Integrations (Euka and Mathspace)
This page covers the nightly scraper that pulls Year 7 lesson progress from Euka and Mathspace into the school platform, automatically scheduling work and capturing evidence for moderator meetings.
School Platform series
- School Platform
- Architecture
- AI features
- Calendar integration
- Programme
- Explainers
- Schedule
- Integrations - You are here
- Deployment
Architecture
Components
| Component | Repository | Purpose |
|---|---|---|
| Scraper pod | school/scrapers (separate repo) | Playwright + Node container that navigates Euka and Mathspace |
| Ingest route | school/platform | Receives structured lesson data, writes DB rows |
| State route | school/platform | Provides locked terms and priority candidates to the scraper |
| ScraperSyncWatcher | school/platform | Global client component that fires toast notifications on completion |
Three-phase ingest protocol
Every scraper run produces exactly one ScraperRun row that moves through three states:
Phase: initial
Fires before any per-lesson Playwright work. Creates the ScraperRun row and runs the full upsert chain (terms, subjects, lessons, activities, schedule items, learning area links, first-seen timestamps). Returns a runId for subsequent calls.
Phase: enrich
Runs after the scraper has fetched intro text and apply-tab scores for completed lessons. Updates the same ScraperRun row with enrichment data (intro text, learning objectives, apply scores, feedback) and generates evidence JSON summaries. Never overwrites base lesson state or timestamps.
Phase: error
Fired when the scraper throws. Marks the ScraperRun as failed with an error message. Short-circuits without any lesson writes.
This separation means a mid-run crash during enrichment never loses the base lesson state captured in the initial phase.
What happens automatically
When a lesson transitions from not-started to in-progress or completed:
| Action | Detail |
|---|---|
| Activity created | Titled "Euka - Subject - Lesson N - Title" |
| Schedule item created | Dated to the Perth calendar day the work was first observed |
| Learning area linked | Mapped from Euka subject to WA curriculum area |
| Evidence captured | JSON summary with apply score, feedback, and lesson metadata (on completion only) |
The platform never overwrites first-seen timestamps. startedSeenAt records when the lesson was first observed as in-progress. completedSeenAt records when it was first observed as complete. These provide honest history even when precision is limited to the scraper's cadence.
Admin UX
Sync Now button
The /admin page has a Sync Now button that creates a one-shot Kubernetes Job using the same image and environment as the nightly CronJob. No kubectl access needed.

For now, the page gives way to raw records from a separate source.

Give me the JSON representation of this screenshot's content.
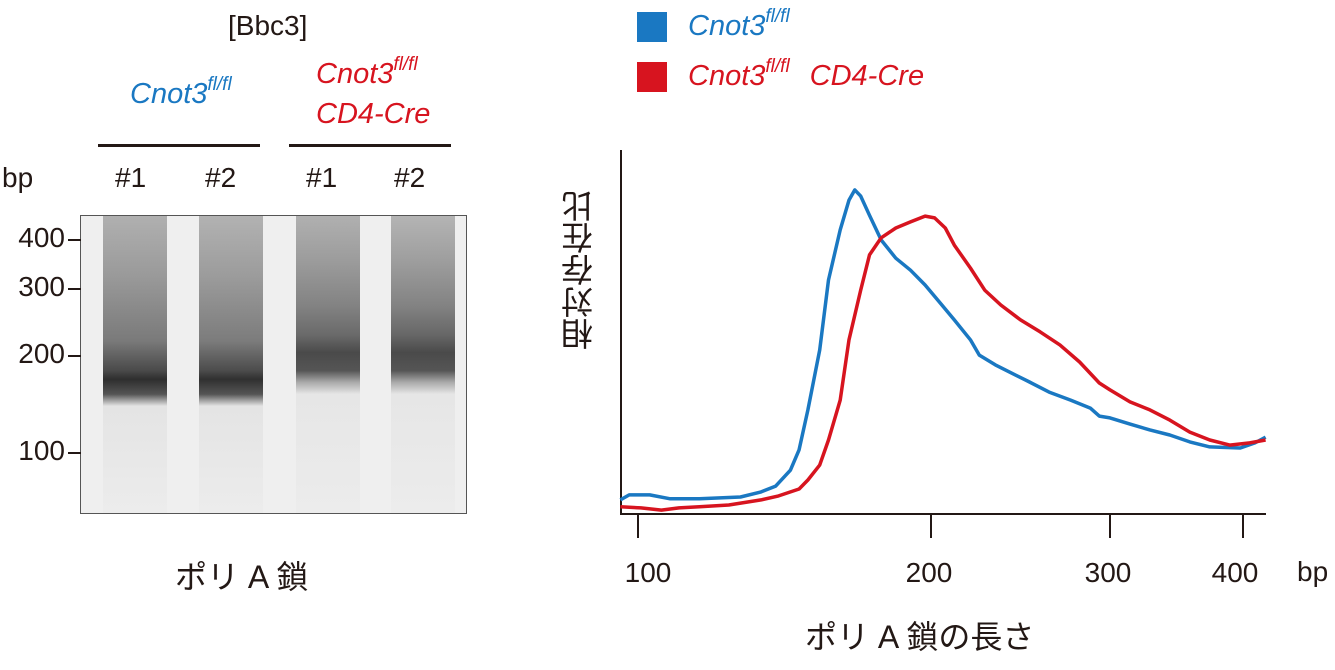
{
  "gel": {
    "title": "[Bbc3]",
    "groups": [
      {
        "label": "Cnot3",
        "sup": "fl/fl",
        "line2": "",
        "color": "#1a78c2"
      },
      {
        "label": "Cnot3",
        "sup": "fl/fl",
        "line2": "CD4-Cre",
        "color": "#d7141f"
      }
    ],
    "unit": "bp",
    "lanes": [
      "#1",
      "#2",
      "#1",
      "#2"
    ],
    "markers": [
      "400",
      "300",
      "200",
      "100"
    ],
    "caption": "ポリ A 鎖"
  },
  "legend": [
    {
      "label": "Cnot3",
      "sup": "fl/fl",
      "suffix": "",
      "color": "#1a78c2"
    },
    {
      "label": "Cnot3",
      "sup": "fl/fl",
      "suffix": "CD4-Cre",
      "color": "#d7141f"
    }
  ],
  "chart_data": {
    "type": "line",
    "title": "",
    "xlabel": "ポリ A 鎖の長さ",
    "ylabel": "相対存在比",
    "x_unit": "bp",
    "x_scale": "log",
    "xlim": [
      94,
      417
    ],
    "ylim": [
      0,
      100
    ],
    "x_ticks": [
      100,
      200,
      300,
      400
    ],
    "x_tick_labels": [
      "100",
      "200",
      "300",
      "400"
    ],
    "grid": false,
    "legend_position": "top",
    "series": [
      {
        "name": "Cnot3 fl/fl",
        "color": "#1a78c2",
        "x": [
          94,
          97,
          104,
          111,
          121,
          135,
          142,
          147,
          152,
          155,
          158,
          162,
          165,
          169,
          172,
          174,
          176,
          179,
          183,
          188,
          193,
          198,
          205,
          213,
          222,
          227,
          236,
          244,
          255,
          266,
          278,
          289,
          294,
          300,
          315,
          330,
          345,
          360,
          375,
          398,
          409,
          417
        ],
        "y": [
          3.6,
          5,
          5,
          3.9,
          3.9,
          4.4,
          5.8,
          7.4,
          11.8,
          17.4,
          28.4,
          44.9,
          64.2,
          78,
          86.2,
          89,
          87.3,
          82,
          75.2,
          70.2,
          66.9,
          62.8,
          57.9,
          53.2,
          47.7,
          43.5,
          40.8,
          38.8,
          36.1,
          33.3,
          31.1,
          28.9,
          26.7,
          26.2,
          24.5,
          22.9,
          21.5,
          19.6,
          18.2,
          17.9,
          19.3,
          20.9
        ]
      },
      {
        "name": "Cnot3 fl/fl CD4-Cre",
        "color": "#d7141f",
        "x": [
          94,
          101,
          108,
          114,
          121,
          131,
          142,
          148,
          155,
          158,
          162,
          165,
          169,
          172,
          176,
          179,
          183,
          188,
          193,
          198,
          202,
          208,
          213,
          222,
          230,
          239,
          250,
          261,
          272,
          283,
          294,
          300,
          315,
          330,
          345,
          360,
          375,
          390,
          405,
          417
        ],
        "y": [
          1.7,
          1.4,
          0.8,
          1.4,
          1.7,
          2.2,
          3.6,
          4.7,
          6.6,
          9.1,
          13.2,
          20.1,
          31.1,
          47.7,
          61.4,
          71.1,
          75.8,
          78.5,
          80.2,
          81.8,
          81.3,
          78.5,
          73.8,
          67.5,
          61.4,
          57.3,
          53.2,
          49.9,
          46.3,
          41.6,
          35.8,
          33.9,
          30.6,
          28.4,
          25.6,
          22.3,
          20.1,
          18.7,
          19.3,
          20.1
        ]
      }
    ]
  }
}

Global toast notifications
ScraperSyncWatcher is a background client component mounted in Providers that:
- Polls
/api/admin/scrapers/latestevery 4 seconds after a sync is triggered - Fires a sticky Sonner toast (success or error) when the run completes
- Survives navigation between pages
- Works cross-tab via localStorage events
Auto-refresh
When a scraper run completes, /today, /schedule, and /integrations/euka re-fetch their data automatically so new lessons appear without a manual reload.
Term locking
Terms the family has not purchased can be locked to stop the scraper attempting to fetch them (avoiding 28+ wasted 403 requests per run). Locking is available manually via the admin UI. The scraper also auto-locks a term when every week returns 403, provided at least one other term in the same run succeeds (guarding against auth-expiry blanket-403s).
CronJob configuration
| Setting | Value | Rationale |
|---|---|---|
| Schedule | 15 18 * * * Australia/Perth | After homework window, before dinner |
| Concurrency | Forbid | Prevents race conditions on shared scraper state |
| Active deadline | 1200 seconds (20 min) | Hard kill if a Playwright page hangs |
| TTL after finished | 259200 seconds (3 days) | Keeps failed-pod logs available for diagnosis |
| Backoff limit | 2 | Two retries before the Job is abandoned |
Per-lesson resilience
Each completed lesson's apply-tab scrape has a 20-second Promise.race timeout. A single hung Learnosity page cannot stall the entire run. Failed lessons are logged individually and counted against a per-run cap (20 apply fetches per run) to keep total runtime within the 20-minute deadline.